Quantum information geometry of driven CFTs

TL;DR

The paper develops a dual viewpoint on driven two-dimensional conformal field theories by combining spacetime-diffeomorphism dynamics with quantum information geometry. It shows that driving a 2d CFT can be reformulated as evolving the theory on a time-dependent spacetime metric and, simultaneously, as trajectories on Virasoro state spaces equipped with the Bogoliubov–Kubo–Mori (BKM) metric. This framework yields concrete tools to quantify dissipation, complexity, and ergodicity via geodesics in the BKM geometry, and it uncovers a rich structure for Möbius (SL(2,R)) driving with heating/non-heating phases, as well as a holographic dual description in terms of evolving BTZ black holes. The work also connects to Euler–Arnold theory, optimal transport, and classical information geometry in appropriate limits, offering a comprehensive toolkit for analyzing non-equilibrium dynamics in driven CFTs. Overall, it provides a unified geometric lens for non-equilibrium CFT dynamics and their holographic interpretations, with explicit formulas for stress tensors, relative entropy, and information-geometric quantities across driving protocols.

Abstract

Driven quantum systems exhibit a large variety of interesting and sometimes exotic phenomena. Of particular interest are driven conformal field theories (CFTs) which describe quantum many-body systems at criticality. In this paper, we develop both a spacetime and a quantum information geometry perspective on driven 2d CFTs.
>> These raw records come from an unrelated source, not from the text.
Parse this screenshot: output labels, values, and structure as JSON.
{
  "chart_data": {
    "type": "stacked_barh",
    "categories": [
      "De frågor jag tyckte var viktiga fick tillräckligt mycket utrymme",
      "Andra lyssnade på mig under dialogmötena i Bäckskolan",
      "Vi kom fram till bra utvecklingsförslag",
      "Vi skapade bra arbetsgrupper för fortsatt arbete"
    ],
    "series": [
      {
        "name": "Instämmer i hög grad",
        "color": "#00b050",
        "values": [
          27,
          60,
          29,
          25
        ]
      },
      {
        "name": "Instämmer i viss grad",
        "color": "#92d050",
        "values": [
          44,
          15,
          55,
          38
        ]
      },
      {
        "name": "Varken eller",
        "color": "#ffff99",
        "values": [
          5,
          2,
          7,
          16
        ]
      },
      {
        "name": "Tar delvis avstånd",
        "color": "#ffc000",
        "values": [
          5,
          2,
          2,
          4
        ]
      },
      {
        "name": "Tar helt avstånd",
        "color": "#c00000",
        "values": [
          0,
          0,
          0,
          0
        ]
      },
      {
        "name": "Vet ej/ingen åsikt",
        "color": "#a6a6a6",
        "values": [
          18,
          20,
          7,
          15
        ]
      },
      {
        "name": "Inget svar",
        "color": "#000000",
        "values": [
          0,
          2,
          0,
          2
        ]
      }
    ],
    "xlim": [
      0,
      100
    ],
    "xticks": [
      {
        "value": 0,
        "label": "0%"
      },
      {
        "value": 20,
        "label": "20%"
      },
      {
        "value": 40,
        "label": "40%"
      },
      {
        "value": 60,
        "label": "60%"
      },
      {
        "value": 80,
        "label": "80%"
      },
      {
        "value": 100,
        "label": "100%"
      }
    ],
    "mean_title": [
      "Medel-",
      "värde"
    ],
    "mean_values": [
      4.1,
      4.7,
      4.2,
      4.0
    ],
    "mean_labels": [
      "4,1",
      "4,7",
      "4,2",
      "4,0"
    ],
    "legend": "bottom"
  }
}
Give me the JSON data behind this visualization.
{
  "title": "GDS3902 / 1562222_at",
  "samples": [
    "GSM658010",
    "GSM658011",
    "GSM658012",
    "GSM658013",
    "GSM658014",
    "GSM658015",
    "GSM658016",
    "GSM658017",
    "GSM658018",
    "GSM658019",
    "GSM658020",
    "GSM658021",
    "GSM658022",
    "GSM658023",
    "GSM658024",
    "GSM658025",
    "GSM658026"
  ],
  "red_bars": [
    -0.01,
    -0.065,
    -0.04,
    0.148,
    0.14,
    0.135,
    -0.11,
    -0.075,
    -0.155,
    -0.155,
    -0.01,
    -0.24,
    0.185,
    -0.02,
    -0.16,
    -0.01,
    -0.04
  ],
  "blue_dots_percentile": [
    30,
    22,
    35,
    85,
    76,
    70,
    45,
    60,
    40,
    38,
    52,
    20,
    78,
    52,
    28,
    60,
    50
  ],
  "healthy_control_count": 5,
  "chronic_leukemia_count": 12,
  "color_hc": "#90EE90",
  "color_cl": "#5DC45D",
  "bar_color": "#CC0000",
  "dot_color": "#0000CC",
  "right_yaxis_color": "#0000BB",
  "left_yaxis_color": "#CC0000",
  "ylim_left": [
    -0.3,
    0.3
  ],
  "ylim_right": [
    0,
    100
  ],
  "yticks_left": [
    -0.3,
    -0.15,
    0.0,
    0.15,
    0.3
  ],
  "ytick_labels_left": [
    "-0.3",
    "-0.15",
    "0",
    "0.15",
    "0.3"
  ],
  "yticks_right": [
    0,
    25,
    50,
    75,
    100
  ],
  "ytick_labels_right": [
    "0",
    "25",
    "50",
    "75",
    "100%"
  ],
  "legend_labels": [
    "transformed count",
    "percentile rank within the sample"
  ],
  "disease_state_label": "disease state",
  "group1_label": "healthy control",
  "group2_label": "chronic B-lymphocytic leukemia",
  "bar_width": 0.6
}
We show that for a large class of driving protocols the theories admit an alternative but equivalent formulation in terms of a CFT defined on a spacetime with a time-dependent metric. We prove this equivalence both in the operator formulation as well as in the path integral description of the theory. A complementary quantum information geometric perspective for driven 2d CFTs employs the so-called Bogoliubov-Kubo-Mori (BKM) metric, which is the counterpart of the Fisher metric of classical information theory, and which is obtained from a perturbative expansion of relative entropy. We compute the BKM metric for the universal sector of Virasoro excitations of a thermal state, which captures a large class of driving protocols, and find it to be a useful tool to classify and characterize different types of driving. For Möbius driving by the SL(2,R) subgroup, the BKM metric becomes the hyperbolic metric on the unit disk. We show how the non-trivial dynamics of Floquet driven CFTs is encoded in the BKM geometry via Möbius transformations. This allows us to identify ergodic and non-ergodic regimes in the driving. We also explain how holographic driven CFTs are dual to driven BTZ black holes with evolving horizons. The deformation of the black hole horizon towards and away from the asymptotic boundary provides a holographic understanding of heating and cooling in Floquet CFTs.

Figures (14)

• Figure 1: Two-step driving. We alternate between the Hamiltonian $H_1$ for a time $T_1$ and the Hamiltonian $H_2$ for a time $T_2$.
• Figure 2: Phase diagram of a two-step process. The shaded region is the heating region where $|\mathrm{Tr}{M}|>2$.
• Figure 3: Representation of the two-step process in the BKM geometry after 10 steps. The trajectory on the hyperbolic disk is represented with alternating blue and red coloring corresponding to each step. In the non-heating phase, the process remains in a finite region, while in the heating phase, it diverges to the asymptotic boundary. The parameters chosen here are $\lambda=0.7, T_1=1.6$, $T_2=3$ for the non-heating phase and $T_2=4$ for the heating phase.
• Figure 4: Two-step process in the non-heating phase. The green points correspond to the positions of the process after each period. They lie on the process circle. Ergodicity of the dynamics on this circle, characterized by an angle $\theta$, leads to ergodicity of the process in a region $\mathcal{R}$ of a disk. Each step is a rotation of angle $T_k$ around a center the point $u_k$ representing the Hamiltonian $H_k$. The red and blue points are $u_1$ and $u_2$ corresponding to $H_1$ and $H_2$. This picture corresponds to 1000 steps and $\lambda=1$.
• Figure 5: Heating phase after 50 steps. The parameters are $\lambda=0.7, T_1=1.6, T_2=4$.